Upon reflection, I think that’s not entirely true, but not for the reasons either of us discussed in our posts (which I think sort of turned into an example of “things rabbis do in Talmud and midrash”).
The difference on our positions stems from a in baseline set of conclusions about what’s actually happening in Jewish tradition. If you ever wondered, “Why not just be Reform, Humanist Jew in Indianapolis?,” well…you’re about to get part of the answer.
Rabbi Ruth Adar, the Coffee Shop Rabbi, has a post explaining why it’s so difficult for Jews to get married on a Saturday. She gives three basic reasons:
- Tradition: weddings are, in part, about tradition, and traditionally this is a sacrifice Jews have made. The tradition reason is a sort of emanation from two other reasons:
- Shabbat: halakhically, Shabbat and a number of other Jewish holidays are off-limits for weddings, and the special nature of Shabbat and its biblical bases in particular militate toward leaving Shabbat as a day without weddings,etc.; and
- Rabbis: most rabbis will not officiate on Shabbat, because Shabbat is the preeminent Jewish day of the week, rabbis care deeply about Jewish tradition, and rabbis have erected boundaries to permit their own observance of the holiday.
So, what can you do if you want a Jewish wedding on a Saturday? You can try to find a Reform (or maybe a Reconstructionist) rabbi who will officiate. You can wait until very late on Saturday night to get married (in Indiana this week, Shabbat on traditional reckoning ends at a little after 9 p.m.). You can have a Jewish officiant who is not an ordained rabbi perform the ceremony, and build Jewish elements in.
You can find a Humanistic Jewish rabbi or madrikh/madrikha. A madrikh/madrikha is a secular Jewish leader who has completed rigorous coursework and has been ordained by the International Institute for Secular Humanistic Judaism, but not one who has completed the full rabbinical program; many madrikhim lead or teach in Humanistic Jewish communities, and others lead or teach in other secular Jewish communities. (The Jewish Renewal movement, through its ALEPH Institute, also ordains pararabbinic leaders).

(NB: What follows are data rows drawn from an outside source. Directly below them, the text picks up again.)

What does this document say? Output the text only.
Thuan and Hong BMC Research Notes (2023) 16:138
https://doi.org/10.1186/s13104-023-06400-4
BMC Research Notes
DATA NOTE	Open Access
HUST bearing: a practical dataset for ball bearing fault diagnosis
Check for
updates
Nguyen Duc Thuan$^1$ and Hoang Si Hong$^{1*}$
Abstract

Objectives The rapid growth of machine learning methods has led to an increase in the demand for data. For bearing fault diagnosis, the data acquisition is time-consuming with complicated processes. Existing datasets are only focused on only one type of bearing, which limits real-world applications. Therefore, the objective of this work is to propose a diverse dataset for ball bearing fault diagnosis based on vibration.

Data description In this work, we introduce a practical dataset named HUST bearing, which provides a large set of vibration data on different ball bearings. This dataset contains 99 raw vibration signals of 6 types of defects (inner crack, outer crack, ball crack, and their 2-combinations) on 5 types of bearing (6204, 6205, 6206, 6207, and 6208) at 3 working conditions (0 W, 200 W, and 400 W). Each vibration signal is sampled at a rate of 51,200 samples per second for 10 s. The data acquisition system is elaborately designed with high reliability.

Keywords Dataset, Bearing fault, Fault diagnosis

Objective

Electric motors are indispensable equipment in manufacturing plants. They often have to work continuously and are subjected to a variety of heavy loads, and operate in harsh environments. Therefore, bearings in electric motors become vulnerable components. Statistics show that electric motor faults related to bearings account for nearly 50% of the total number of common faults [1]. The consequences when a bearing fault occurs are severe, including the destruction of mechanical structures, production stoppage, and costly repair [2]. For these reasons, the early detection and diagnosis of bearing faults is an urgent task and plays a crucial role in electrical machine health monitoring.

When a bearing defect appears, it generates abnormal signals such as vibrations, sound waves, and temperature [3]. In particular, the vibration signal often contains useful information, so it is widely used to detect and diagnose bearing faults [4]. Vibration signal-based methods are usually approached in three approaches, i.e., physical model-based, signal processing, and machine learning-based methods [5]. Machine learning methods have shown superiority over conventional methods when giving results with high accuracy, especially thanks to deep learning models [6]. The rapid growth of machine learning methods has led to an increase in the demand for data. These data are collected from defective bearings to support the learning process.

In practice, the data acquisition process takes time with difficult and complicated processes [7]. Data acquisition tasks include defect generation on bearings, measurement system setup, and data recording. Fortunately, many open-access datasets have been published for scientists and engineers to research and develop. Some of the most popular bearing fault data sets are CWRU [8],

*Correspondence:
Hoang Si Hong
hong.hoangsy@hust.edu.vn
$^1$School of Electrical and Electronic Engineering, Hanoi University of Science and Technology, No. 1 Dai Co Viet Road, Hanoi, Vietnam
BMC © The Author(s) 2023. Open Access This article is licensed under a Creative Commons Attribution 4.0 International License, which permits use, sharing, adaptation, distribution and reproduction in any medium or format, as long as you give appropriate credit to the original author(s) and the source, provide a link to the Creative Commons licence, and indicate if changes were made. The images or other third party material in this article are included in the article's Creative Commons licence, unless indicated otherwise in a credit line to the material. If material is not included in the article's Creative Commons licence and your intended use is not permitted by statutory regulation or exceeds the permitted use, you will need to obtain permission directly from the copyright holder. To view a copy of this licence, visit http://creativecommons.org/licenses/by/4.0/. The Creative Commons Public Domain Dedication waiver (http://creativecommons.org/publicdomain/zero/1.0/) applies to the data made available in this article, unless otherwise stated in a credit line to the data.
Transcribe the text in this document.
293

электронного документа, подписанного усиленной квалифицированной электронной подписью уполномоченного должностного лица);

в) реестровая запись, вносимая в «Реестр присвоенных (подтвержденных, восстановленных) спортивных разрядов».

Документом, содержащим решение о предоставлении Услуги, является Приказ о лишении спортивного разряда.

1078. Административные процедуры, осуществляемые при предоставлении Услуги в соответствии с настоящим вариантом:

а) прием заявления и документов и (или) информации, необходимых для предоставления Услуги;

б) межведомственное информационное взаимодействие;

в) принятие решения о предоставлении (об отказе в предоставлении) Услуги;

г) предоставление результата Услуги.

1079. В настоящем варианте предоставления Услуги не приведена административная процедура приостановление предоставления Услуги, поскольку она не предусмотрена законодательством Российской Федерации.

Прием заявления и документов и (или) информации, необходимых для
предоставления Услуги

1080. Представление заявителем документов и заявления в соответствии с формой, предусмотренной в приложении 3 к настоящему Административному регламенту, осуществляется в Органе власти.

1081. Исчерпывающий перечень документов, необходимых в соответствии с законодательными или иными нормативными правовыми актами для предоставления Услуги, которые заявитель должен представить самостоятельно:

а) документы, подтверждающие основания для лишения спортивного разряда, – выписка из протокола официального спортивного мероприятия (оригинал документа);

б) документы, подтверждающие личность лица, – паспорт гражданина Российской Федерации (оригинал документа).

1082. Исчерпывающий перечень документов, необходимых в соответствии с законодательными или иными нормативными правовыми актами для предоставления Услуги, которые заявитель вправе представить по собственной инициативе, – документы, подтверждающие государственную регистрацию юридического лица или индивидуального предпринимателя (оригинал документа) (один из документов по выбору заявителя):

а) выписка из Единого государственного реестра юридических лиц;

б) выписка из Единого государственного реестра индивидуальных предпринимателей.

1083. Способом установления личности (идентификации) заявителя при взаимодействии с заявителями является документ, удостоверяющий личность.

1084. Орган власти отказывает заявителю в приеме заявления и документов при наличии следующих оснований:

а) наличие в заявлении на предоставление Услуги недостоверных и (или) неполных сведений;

Humanistic Jews are committed to Jewish culture and identity, but we are more flexible when it comes to what can or can’t happen on Shabbat. Why? Because of how we value tradition and the role of the Jewish people in defining, refining, and remaking tradition:
For Humanistic Jews, Shabbat is a time of joy, a celebration of our connections to Judaism and to family, friends, and community. It is an affirmation of our Jewish identity, an expression of solidarity with the Jewish People. It is a chance to relax from the busy week, a space for self-exploration and discovery.
(This is from a fuller discussion of Humanistic Judaism and Shabbat here.)
Jews today routinely share families with non-Jewish members; a Sunday wedding may be difficult for non-Jewish relatives to attend, and connecting with family is one crucial function of weddings.
Humanistic Jewish rabbis and madrikhim will perform marriages between Jews and non-Jews. They will perform same-sex marriages. They will happily co-officiate with other clergy. Traditional Jewish elements can and are worked in in consultation with the marrying couple so that the ceremony reflects that couple’s interaction with and identity within Jewish life.
As a student rabbi, I have done almost all of the above–in one ceremony–though the couple in that case was not a same-sex couple. On a Saturday afternoon, so the couple could celebrate with their non-Jewish friends and family.
To be clear, all of this is a question of relative values, and of how one understands and interacts with Jewish traditions. As a Humanistic Jew, I recognize that all of Jewish tradition is the product of the Jewish people, and that we have the authority to remake it. This is one way that Humanistic Jews remake the tradition in light of the needs and demands of modern times.
And what’s more necessary in our world today than love?
Need a Saturday wedding? There’s a rabbi for that.